The main reason for the improvement, the survey shows, is the attention the U.S. presidential election is getting from countries around the world. Compared to previous years, the U.S. favorability rating moved up slightly among the nations surveyed. The biggest improvements were seen in Tanzania (19 percent), South Korea (12 percent) and Poland (7 percent), while the worst ratings are in Mexico (-9 percent) and Japan (-11 percent).”

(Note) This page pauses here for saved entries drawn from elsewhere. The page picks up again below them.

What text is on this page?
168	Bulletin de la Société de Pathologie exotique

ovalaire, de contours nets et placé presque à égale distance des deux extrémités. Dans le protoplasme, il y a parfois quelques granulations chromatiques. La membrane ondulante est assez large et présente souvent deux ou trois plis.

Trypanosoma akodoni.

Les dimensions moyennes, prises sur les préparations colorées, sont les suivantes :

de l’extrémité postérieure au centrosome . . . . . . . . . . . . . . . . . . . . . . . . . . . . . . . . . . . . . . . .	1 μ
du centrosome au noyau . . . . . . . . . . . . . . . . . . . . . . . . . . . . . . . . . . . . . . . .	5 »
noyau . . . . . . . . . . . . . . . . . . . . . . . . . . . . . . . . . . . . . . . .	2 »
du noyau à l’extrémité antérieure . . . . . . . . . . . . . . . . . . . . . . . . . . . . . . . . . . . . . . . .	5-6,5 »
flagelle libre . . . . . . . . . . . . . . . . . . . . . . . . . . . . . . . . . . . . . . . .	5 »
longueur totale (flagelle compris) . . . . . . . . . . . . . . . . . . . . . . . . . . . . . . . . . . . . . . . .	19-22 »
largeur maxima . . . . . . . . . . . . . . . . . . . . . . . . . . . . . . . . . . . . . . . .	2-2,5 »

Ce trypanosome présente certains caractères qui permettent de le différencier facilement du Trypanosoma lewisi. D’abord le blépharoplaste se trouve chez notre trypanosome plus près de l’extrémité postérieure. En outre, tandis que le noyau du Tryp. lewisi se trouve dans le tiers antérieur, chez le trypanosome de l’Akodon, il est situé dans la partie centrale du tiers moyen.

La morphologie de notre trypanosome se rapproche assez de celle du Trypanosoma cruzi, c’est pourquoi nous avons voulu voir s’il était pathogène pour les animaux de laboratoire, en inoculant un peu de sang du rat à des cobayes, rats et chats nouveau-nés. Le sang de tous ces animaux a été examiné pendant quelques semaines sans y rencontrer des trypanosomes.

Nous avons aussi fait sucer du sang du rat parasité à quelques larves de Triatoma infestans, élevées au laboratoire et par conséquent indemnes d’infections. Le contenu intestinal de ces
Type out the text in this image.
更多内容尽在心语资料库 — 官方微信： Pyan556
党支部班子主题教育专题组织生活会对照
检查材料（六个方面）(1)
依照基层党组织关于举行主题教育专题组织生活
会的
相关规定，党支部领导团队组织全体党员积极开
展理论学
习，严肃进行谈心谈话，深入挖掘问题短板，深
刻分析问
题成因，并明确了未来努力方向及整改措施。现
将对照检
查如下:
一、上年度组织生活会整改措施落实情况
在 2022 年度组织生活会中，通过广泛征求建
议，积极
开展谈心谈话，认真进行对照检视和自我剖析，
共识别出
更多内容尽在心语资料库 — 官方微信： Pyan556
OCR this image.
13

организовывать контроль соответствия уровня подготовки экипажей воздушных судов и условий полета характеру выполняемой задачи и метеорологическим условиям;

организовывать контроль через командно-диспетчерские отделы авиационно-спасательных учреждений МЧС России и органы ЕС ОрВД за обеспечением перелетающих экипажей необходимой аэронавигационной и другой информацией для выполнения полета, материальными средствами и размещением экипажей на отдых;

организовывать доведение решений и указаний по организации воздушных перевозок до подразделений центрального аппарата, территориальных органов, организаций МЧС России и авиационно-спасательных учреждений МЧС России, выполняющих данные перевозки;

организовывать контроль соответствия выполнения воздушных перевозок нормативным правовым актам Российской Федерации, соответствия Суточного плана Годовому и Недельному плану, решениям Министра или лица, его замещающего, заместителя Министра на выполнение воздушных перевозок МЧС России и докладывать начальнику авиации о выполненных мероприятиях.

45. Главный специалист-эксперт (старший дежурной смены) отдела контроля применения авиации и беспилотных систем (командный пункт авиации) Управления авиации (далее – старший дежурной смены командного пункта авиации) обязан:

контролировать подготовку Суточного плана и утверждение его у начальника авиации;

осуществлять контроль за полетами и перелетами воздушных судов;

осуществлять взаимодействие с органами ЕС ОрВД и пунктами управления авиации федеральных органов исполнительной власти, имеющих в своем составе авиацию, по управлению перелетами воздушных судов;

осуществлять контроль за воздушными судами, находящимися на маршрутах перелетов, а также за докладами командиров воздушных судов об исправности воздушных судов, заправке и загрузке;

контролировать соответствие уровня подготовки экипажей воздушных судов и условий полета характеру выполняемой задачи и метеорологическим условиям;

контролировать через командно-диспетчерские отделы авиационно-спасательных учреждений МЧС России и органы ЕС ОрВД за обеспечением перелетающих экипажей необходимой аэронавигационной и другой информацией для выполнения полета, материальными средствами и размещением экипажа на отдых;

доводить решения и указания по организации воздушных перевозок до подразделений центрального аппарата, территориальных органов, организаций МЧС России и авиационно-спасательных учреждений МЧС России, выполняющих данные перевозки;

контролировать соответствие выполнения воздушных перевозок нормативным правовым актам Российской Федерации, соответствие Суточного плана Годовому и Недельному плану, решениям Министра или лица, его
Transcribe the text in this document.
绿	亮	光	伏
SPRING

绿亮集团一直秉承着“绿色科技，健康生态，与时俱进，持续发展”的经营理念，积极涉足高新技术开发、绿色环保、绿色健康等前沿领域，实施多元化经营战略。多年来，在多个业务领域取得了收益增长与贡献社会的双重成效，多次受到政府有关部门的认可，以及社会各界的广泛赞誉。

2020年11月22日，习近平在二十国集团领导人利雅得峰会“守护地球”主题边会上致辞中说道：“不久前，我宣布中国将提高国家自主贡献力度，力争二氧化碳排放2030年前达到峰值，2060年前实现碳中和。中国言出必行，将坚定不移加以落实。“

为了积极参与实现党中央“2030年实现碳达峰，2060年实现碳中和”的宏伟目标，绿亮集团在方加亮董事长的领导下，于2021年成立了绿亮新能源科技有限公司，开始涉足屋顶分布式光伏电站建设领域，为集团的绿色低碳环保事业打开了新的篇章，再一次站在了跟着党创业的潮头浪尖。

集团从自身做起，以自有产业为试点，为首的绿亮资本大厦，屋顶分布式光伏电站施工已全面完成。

As if to support some of the arguments of the 2008 Pew Global Attitudes Project, Media Tenor, which specializes in media agenda setting research, said the following immediately following the news of Presidents Obama’s winning of the Nobel Peace prize:
“Barack Obama’s 2009 Nobel Peace Prize was based on “his extraordinary efforts to strengthen international diplomacy and co-operation between peoples”. Media Tenor’s analysis of President Obama’s image on foreign policy shows that this is truly the case when it comes to Obama’s image in world media markets – but with one big exception – inside the US.”
The article continued:
“Obama’s greatest strength in foreign media, is exactly the same strength which led the Nobel Prize committee to its decision – foreign affairs. In Middle Eastern, African and Western European media markets Obama’s image is driven by between 40-65% of all volume on issues relating to foreign policy with correspondingly high ratings for the president in those media markets”
Strong or subtle call to action?
In awarding the Peace prize to Obama, was this a strong call to action on many of the issues he has raised before and after he assumed the U.S presidency or was this a rather subtle call to action instead?